La ricezione di Vico e il primo Novecento italiano

Remo Cantoni

Ritrovare Remo Cantoni tra i continuatori del pensiero vichiano potrebbe risultare strano a primo impatto, soprattutto per quanto riguarda il suo rapporto con Benedetto Croce. Cantoni, infatti, allievo di uno studioso non propriamente crociano come Antonio Banfi, si muove in aperta opposizione al Croce principale interprete e diffusore del pensiero di Vico, in Italia e non solo. Ed è proprio intorno alla rielaborazione di alcuni nuclei portanti del pensiero vichiano che si condensano le maggiori differenze tra i due. 

Esempio particolarmente significativo è Il pensiero dei primitivi. Preludio a un'antropologia filosofica, pubblicato da Cantoni nel 1941. Nella prefazione acclusa all’edizione del 1963, emerge con grande chiarezza quale fosse l’obiettivo polemico del testo: «Il pensiero dei primitivi già più di venti anni fa – nota Cantoni – costituiva una protesta contro le insufficienze di un invecchiato umanismo e una proposta di avviare nuove ricerche in campi di studio che la filosofia ufficiale italiana, nonostante la geniale tradizione aperta da Vico, non percorreva o metteva al bando dalla cultura umanistica, ritenendoli prerogativa delle scienze naturali». Come nel caso di Pettazzoni, anche Cantoni presenta la sua ricerca sotto l’egida di Vico, che diviene così un altro Vico possibile accanto a quello crociano. 
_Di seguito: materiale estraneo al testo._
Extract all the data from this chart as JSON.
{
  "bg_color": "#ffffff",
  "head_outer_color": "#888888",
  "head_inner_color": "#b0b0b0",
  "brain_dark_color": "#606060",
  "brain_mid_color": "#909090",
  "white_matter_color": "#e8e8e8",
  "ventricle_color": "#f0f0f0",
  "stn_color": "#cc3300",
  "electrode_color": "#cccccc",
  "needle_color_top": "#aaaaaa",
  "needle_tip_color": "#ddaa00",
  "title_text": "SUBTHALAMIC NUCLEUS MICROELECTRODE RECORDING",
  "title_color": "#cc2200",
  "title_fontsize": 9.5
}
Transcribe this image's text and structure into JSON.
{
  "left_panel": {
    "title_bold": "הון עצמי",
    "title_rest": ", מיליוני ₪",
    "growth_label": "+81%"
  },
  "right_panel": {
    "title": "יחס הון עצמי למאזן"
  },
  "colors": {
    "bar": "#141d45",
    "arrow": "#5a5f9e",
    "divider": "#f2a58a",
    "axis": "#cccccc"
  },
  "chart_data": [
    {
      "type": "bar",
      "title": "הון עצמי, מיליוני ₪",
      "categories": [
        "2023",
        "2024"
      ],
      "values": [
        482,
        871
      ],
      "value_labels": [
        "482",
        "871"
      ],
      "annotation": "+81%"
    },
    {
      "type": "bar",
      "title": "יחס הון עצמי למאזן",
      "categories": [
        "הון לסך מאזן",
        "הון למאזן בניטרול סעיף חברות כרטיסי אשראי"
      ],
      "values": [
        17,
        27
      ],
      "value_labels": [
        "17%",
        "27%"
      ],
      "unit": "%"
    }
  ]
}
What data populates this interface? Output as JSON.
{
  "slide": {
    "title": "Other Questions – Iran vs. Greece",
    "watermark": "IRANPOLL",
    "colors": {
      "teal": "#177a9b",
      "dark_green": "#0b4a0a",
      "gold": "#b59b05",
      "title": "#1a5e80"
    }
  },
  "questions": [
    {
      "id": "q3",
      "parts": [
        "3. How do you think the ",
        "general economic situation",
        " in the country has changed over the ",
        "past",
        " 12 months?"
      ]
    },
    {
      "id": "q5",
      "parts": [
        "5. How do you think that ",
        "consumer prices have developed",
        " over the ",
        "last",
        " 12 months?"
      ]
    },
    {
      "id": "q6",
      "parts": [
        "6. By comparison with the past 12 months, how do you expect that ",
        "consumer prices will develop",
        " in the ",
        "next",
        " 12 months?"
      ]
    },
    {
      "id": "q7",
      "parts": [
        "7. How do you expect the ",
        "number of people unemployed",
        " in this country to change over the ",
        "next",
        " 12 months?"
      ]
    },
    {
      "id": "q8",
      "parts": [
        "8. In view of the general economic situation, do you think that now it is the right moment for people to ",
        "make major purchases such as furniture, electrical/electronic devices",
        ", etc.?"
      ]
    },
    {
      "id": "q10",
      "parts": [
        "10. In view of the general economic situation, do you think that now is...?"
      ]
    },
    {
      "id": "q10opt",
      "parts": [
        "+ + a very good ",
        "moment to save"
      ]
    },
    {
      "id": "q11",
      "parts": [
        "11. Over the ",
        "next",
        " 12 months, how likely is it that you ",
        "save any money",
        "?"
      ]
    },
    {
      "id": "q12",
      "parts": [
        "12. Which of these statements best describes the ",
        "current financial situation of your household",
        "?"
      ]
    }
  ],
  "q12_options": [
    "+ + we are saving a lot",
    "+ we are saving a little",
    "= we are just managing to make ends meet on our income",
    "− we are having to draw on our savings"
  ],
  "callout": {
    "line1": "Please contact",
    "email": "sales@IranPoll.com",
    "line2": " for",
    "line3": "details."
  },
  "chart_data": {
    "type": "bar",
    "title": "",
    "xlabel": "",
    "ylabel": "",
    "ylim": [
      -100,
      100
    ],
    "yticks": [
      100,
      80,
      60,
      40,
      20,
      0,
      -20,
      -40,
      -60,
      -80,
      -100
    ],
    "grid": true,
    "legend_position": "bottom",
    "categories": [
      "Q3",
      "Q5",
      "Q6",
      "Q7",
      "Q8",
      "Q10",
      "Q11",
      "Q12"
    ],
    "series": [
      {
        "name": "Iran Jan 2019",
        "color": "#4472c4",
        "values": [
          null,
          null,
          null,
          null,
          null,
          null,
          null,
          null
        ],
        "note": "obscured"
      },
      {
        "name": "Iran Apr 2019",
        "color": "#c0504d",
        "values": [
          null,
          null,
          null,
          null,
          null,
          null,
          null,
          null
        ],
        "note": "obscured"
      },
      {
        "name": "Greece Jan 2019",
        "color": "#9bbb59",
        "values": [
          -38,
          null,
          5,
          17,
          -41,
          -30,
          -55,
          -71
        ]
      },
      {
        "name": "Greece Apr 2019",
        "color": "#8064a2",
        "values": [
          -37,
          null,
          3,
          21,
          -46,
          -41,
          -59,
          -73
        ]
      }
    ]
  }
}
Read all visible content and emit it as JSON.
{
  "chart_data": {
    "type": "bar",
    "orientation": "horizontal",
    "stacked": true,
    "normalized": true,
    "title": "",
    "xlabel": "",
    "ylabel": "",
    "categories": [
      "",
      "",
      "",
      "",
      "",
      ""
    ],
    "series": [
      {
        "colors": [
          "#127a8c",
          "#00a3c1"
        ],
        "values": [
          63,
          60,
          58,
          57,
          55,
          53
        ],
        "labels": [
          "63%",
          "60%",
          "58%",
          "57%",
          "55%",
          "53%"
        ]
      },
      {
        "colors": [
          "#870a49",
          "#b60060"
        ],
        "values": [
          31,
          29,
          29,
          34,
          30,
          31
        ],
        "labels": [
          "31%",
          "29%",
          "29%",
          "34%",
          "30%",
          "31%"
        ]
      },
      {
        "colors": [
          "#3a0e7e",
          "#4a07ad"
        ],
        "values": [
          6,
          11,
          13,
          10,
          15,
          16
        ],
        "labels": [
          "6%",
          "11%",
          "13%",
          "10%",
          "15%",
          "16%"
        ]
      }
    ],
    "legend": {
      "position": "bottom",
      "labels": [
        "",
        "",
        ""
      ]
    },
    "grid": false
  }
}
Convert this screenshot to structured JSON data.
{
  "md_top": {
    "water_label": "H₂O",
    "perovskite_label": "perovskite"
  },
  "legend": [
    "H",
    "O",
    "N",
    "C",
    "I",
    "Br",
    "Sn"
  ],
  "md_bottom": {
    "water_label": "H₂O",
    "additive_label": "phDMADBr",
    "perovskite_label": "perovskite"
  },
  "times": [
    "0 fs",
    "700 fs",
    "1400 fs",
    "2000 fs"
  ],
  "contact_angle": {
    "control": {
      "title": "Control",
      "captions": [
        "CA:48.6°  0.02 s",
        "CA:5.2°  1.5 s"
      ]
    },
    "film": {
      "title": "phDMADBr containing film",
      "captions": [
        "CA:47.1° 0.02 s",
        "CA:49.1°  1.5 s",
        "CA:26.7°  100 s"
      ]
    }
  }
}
Muovendo soprattutto degli studi di Cassirer e Lévy-Bruhl, lo studioso intende rivalutare il pensiero primitivo e la sua centralità nella storia dell’uomo: se «il pensiero primitivo è stato posto ora al margine della vita spirituale come il mondo dell’errore e dell’arbitrio, ora intravisto come una forma essenziale al ritmo e al divenire della vita spirituale stessa», obiettivo specifico di Cantoni è situarsi tra questi due orientamenti e offrire una sintesi che riesca a rivalutare il mondo primitivo senza cadere nell’irrazionalismo. La posta in gioco si fa subito molto più ampia della sola ricerca antropologica, dal momento che, tramite lo studio del pensiero primitivo, Cantoni mira a fornire un ritratto dell’uomo più ampio e più completo e, soprattutto, intende tratteggiare un quadro che tenga insieme pensiero razionale e pensiero mitico. Quest’ultimo non rappresenta né un errore lungo il corso dell’evoluzione umana né una pagina lontana e irraggiungibile della sua storia, bensì una modalità di conoscenza, interpretazione e creazione del mondo che permane anche nell’uomo moderno, accanto (e non dopo, né cronologicamente né assiologicamente) al pensiero razionale: «Oltre la rete dei rapporti razionali, si stende sull’esperienza la rete fitta delle partecipazioni e l’una è astratta e impensabile senza l’altra. Non solo il pensiero partecipazionista e mitico penetra di continuo nel pensiero scientifico e razionale, e il pensiero razionale conferisce forma teoretica al mito […]; il pensiero primitivo è la realtà storica nella quale meglio si concreta e si esprime il pensiero partecipazionista, ma la nostra esperienza spirituale, individuale e collettiva, si muove, ancora oggi, per gran parte, nella partecipazione».

In questo modo Cantoni rielabora la connessione vichiana tra filogenesi e ontogenesi e, muovendo dall’analisi del pensiero primitivo, arriva a proporre una più ampia antropologia filosofica: egli delinea infatti una visione dell’uomo moderno che da Vico riprende proprio la compresenza di stati psichici diversi, di cui alcuni affondano negli anfratti più mitici e reconditi della psiche umana. Un Vico, dunque, molto lontano dall’inventore dell’estetica immaginato da Croce.


Bibliografia:

R. Cantoni, I primitivi. Preludio a un’antropologia, Garzanti, Milano, 1941.
M. Cappuccio, A. Sardi (a cura di), Remo Cantoni, Mondadori, Milano, 2007.
F. Papi, Vita e filosofia. La scuola di Milano: Banfi, Cantoni, Paci, Preti, Guerini e Associati, Milano, 1990.
N. Spineto, Storia e storici delle religioni in Italia, Edizioni dell’Orso, Alessandria, 2012.